With the Greeks the distinction was made
clear. One profession, the followers of Asclepius, were to be
dedicated completely to life under all circumstances, regardless of
rank, age, or intellect. The life of a slave, the life of the
Emperor, the life of a foreign man, the life of a defective child.
This is a priceless possession which we
cannot afford to tarnish. But society always is attempting to make
the physician into a killer–to kill the defective child at birth, to
leave the sleeping pills beside the bed of the cancer patient.

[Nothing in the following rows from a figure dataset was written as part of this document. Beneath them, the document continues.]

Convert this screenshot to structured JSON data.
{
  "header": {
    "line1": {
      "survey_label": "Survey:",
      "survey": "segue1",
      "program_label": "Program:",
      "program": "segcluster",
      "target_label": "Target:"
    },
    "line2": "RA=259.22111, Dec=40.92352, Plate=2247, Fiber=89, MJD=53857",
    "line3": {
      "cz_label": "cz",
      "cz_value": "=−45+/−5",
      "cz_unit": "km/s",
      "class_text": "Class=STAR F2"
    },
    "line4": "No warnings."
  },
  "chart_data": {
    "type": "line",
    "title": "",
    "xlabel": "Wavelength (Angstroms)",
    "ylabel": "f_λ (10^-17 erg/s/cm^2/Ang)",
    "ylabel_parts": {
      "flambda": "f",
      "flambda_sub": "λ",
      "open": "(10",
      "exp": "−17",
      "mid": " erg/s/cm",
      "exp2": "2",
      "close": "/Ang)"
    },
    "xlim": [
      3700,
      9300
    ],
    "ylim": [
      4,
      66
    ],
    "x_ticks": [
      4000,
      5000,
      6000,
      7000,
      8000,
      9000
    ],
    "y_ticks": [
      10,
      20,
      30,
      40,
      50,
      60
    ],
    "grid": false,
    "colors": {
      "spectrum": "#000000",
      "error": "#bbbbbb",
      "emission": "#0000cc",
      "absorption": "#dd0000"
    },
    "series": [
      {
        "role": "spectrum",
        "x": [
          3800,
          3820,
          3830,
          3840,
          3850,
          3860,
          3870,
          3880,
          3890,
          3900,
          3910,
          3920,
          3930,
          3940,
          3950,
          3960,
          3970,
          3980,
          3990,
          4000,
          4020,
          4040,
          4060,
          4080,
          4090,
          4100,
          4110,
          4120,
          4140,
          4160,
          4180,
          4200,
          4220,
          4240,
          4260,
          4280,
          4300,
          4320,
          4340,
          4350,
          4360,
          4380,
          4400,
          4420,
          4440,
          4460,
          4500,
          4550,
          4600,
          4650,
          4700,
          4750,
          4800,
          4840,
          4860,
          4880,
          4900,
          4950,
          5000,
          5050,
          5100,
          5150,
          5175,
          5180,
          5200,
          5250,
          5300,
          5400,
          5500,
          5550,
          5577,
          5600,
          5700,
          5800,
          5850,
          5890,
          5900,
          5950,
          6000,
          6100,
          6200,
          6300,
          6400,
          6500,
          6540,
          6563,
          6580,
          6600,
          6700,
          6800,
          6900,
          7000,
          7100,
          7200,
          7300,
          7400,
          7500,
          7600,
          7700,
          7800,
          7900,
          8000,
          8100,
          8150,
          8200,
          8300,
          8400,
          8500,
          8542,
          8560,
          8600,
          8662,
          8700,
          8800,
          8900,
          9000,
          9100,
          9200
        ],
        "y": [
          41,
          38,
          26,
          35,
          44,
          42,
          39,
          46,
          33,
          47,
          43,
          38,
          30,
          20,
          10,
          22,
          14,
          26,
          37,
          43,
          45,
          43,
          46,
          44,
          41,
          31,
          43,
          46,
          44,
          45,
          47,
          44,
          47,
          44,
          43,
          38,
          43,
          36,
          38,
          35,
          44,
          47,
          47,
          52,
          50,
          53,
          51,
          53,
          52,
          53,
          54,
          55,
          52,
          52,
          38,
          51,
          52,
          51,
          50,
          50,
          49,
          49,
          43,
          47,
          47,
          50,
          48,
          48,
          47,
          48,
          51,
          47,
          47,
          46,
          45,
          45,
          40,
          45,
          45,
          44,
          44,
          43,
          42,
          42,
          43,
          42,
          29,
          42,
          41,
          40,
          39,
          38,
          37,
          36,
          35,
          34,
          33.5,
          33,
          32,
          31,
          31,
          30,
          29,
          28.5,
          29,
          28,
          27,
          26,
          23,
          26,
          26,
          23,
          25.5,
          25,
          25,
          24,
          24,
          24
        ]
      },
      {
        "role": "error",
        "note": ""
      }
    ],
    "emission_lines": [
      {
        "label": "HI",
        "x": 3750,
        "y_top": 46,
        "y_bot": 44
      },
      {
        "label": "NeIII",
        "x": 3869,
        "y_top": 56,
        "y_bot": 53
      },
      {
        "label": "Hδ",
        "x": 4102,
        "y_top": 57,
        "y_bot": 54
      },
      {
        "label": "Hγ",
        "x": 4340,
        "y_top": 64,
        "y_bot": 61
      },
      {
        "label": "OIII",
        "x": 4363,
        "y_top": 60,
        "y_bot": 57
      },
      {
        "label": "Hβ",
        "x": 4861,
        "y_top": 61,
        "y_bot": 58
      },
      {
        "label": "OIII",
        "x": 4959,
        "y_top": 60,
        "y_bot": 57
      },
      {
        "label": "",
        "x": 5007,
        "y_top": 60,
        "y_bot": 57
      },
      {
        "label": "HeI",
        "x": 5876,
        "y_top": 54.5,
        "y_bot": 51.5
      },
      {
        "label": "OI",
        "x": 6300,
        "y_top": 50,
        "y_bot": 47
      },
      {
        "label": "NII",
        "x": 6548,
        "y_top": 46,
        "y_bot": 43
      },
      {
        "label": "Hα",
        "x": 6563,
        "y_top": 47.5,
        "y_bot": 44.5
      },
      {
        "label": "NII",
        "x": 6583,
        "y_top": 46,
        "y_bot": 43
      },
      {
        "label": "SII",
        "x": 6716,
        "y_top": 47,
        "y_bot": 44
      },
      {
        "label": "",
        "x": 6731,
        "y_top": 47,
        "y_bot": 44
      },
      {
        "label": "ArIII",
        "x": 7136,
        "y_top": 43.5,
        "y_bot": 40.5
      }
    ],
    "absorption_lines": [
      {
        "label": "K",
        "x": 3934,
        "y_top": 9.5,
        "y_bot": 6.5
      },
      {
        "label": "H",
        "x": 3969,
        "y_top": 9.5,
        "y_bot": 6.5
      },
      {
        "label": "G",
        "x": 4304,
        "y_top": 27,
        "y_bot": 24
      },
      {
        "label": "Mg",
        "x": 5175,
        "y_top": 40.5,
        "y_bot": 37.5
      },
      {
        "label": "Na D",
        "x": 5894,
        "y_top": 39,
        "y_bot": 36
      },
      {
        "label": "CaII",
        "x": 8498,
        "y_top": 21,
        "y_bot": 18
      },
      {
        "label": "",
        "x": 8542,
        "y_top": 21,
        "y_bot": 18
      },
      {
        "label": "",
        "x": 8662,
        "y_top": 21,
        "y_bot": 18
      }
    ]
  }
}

It is the duty of society to protect the
physician from such requests.
The man who was assassinated in Ford’s
Theater right across the street from our headquarters, who died in a
building just two doors away from where we gather tonight, wrote
these words to the Congress:
Fellow citizens, we cannot escape
history. We of this . . . generation will be remembered in spite of
ourselves. No personal significance or insignificance can save one
or the other of us. What we do will light us down in honor or
dishonor to the latest generation. We shall nobly save, or meanly
lose, the last, best hope of earth.
Solemnly I assure you: each of you is
called to serve. In what role and in what manner your individual
contribution can best be given must depend on circumstances and your
own appraisal of your talents and opportunities. But whatever
particular way you are called to serve –
Let it never be said of this movement and
of your generation that when the time of testing came, you fell
away.
Let it rather be said, by the historians
of the 21st Century, that in the darkest hour– when the
fight for life seemed to tremble on the edge of being lost– a
stalwart band yet raised high the torch of truth and the lamplight
of compassion and with renewed effort and unremitting dedication
found somewhere and somehow the way again to turn the tide and stem
the age of death.
We have done our best to help you take
the torch of leadership from we who go before. And now, we send you
forth to bear onwards that torch of truth, that lamp of compassion–
that fight for life– with our blessing, our support, and our hope.